IRS, in recent times, has faced some substantial slashes in its budget, forcing it to make some difficult choices. It looks like the IRS executives have given up on the “Do more with less” slogan.
The IRS administration is currently in a state of flux mainly due to the recent Presidential Election. The IRS executives are trying everything possible to cut down their budgets. One of the methods that the IRS is trying is to minimize the face-to-face conferences, which happen between the taxpayers and the IRS Appeals Officers
As an alternative, the IRS officials suggested that they could conduct the conference via telephone. It is understandable that it is important for the IRS to take the necessary steps to balance the current budgetary constraints. However, a telephonic conference is not the right platform for resolving complex issues like tax disputes between the taxpayers and the IRS.
Many tax litigation and controversy attorneys believe that a telephonic conference call is not the right platform for resolving the complex matters involved in the administrative appeals submitted by the taxpayers.
If the lawyers are not in the same room as that of the decision makers, they cannot read their body language and measure the reaction of the IRS Appeals officers. Usually, an advocate or a lawyer adjusts his/her appeal based on how the IRS Appeals Officer is taking it. If a doubtful look is seen across the IRS Appeals Officer’s face, then the advocate would put forward his/her presentation in a different way so as to convey the message.

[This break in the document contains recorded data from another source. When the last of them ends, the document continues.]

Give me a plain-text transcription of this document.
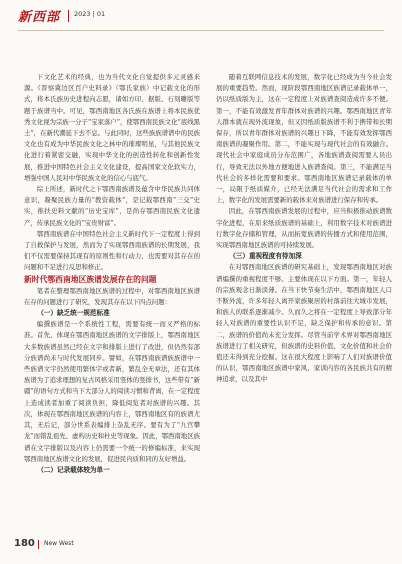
新西部 2023 | 01

下文化艺术的经典，也为当代文化自觉提供多元灵感来源。《晋察冀边区百户史料录》（鄂氏家族）中记载文化的形式，将本氏族历史进程向志愿，诸如方印、据版、石刻雕版等题于族谱当中。可见，鄂西南地区各氏族在族谱上将本民族优秀文化视为宗族一分子“宝家落户”，使鄂西南民族文化“底线黑土”，在新代潮延下去不息。与此同时，这些族族谱谱中的民族文化也有成为中华民族文化之林中的璀璨明星，与其他民族文化进行着紧密交融，实现中华文化的创造性转化和创新性发展，推进中国特色社会主义文化建设，提高国家文化软实力，增强中国人民对中华民族文化的信心与底气。

综上所述，新时代之下鄂西南族谱及蕴含中华民族共同体意识，凝聚民族力量的“教资载体”，是记载鄂西南“三交”史实，推扶史料文献的“历史宝库”，是尚存鄂西南民族文化遗产，传承民族文化的“宝贵财富”。

鄂西南族谱在中国特色社会主义新时代下一定程度上得到了自救保护与发展，然而为了实现鄂西南族谱的长期发展，我们不仅需要保持其现有的原则性和行动力，也需要对其存在的问题和不足进行反思和修正。

新时代鄂西南地区族谱发展存在的问题

笔者在整理鄂西南地区族谱的过程中，对鄂西南地区族谱在存的问题进行了研究，发现其存在以下四点问题：

（一）缺乏统一规范标准

编撰族谱是一个系统性工程，需要有统一而又严格的标准。首先，体现在鄂西南地区族谱的文字排版上，鄂西南地区大多数族谱虽然已经在文字和排版上进行了改进，但仍然有部分族谱尚未与时代发展同步。譬如，在鄂西南族谱族族谱中一些族谱文字仍然使用繁体字或者新，繁乱全无章法，还有其体族谱为了追求理想的复古风格采用竖体的竖排书，这些带有“新疆”的语句方式和当下大部分人的阅读习惯和背离，在一定程度上造成读者加重了阅读负担，降低阅览者对族谱的兴趣。其次，体现在鄂西南地区族谱的内容上，鄂西南地区有的族谱尤其，无后记，部分世系表编排上杂乱无序。要有为了“九宫攀龙”而错乱祖先、虚构历史和杜史等现象。因此，鄂西南地区族谱在文字排版以及内容上仍需要一个统一的修编标准，来实现鄂西南地区族谱文化的发展，促进民内质和同的友好增益。

（二）记录载体较为单一

随着互联网信息技术的发展，数字化已经成为当今社会发展的重要趋势。然而，现阶段鄂西南地区族谱记录载体单一，仍以纸质版为主，这在一定程度上对族谱查阅造成许多不便。第一，不能有效激发青年群体对族谱的兴趣。鄂西南地区青年人群本就在现外流现象，但又因纸质版族谱不利于携带和长期保存，所以青年群体对族谱的兴趣日下降，不能有效发挥鄂西南族谱的凝聚作用。第二，不能实现与现代社会的有效融合。现代社会中家庭成员分布范围广，各地族谱查阅需要人员出行，导致无法以外地方便地进入族谱查阅。第三，不能满足当代社会的多样化需要和要求。鄂西南地区族谱记录载体的单一，局限于纸质媒介，已经无法满足当代社会的需求和工作上，数字化的发展需要新的载体来对族谱进行保存和传承。

因此，在鄂西南族谱发展的过程中，应当积极推动族谱数字化进程，在原来纸质族谱的基础上，利用数字技术对族谱进行数字化存储和管理，从而拓宽族谱的传播方式和使用范围，实现鄂西南地区族谱的可持续发展。

（三）重视程度有待加深

在对鄂西南地区族谱的研究基础上，发现鄂西南地区对族谱编撰的重视程度不够。主要体现在以下方面。第一，年轻人的宗族观念日渐淡薄。在当下快节奏生活中，鄂西南地区人口不断外流，许多年轻人离开家族聚居的村落前往大城市发展，和族人的联系逐渐减少。久而久之将在一定程度上导致部分年轻人对族谱的重要性认识不足，缺乏保护和传承的意识。第二，族谱的价值尚未充分发挥。尽管当前学术界对鄂西南地区族谱进行了相关研究，但族谱的史料价值、文化价值和社会价值还未得到充分挖掘。这在很大程度上影响了人们对族谱价值的认识，鄂西南地区族谱中家风、家训内容的各民族共有的精神追求，以及其中

180 New West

The other and the most important reason why the taxpayer’s advocate and the IRS Appeals team must have a face-to-face conference is that the Administrative Appeal is more negotiable in this manner.
This is the primary difference between an IRS Administrative Appeal and litigation. The IRS- Exam Team first presents its case well ahead of time, and later it’s removed from the appeal process. Then, the taxpayer’s representative tries to persuade an IRS Appeals Team to solve the tax issue in an acceptable (not necessarily favorable) manner to his/her client. Any experienced negotiators will testify that for the success of a negotiation; it must be done in person.
Regardless of the complexity or the size of the tax issue, each taxpayer must be given a fair chance to have a face-to-face negotiation with an IRS appeals officer so as to bring the tax issue to an acceptable decision. It is not a field where restrictions or shortcuts should be implied by the IRS to safeguard its limited resources.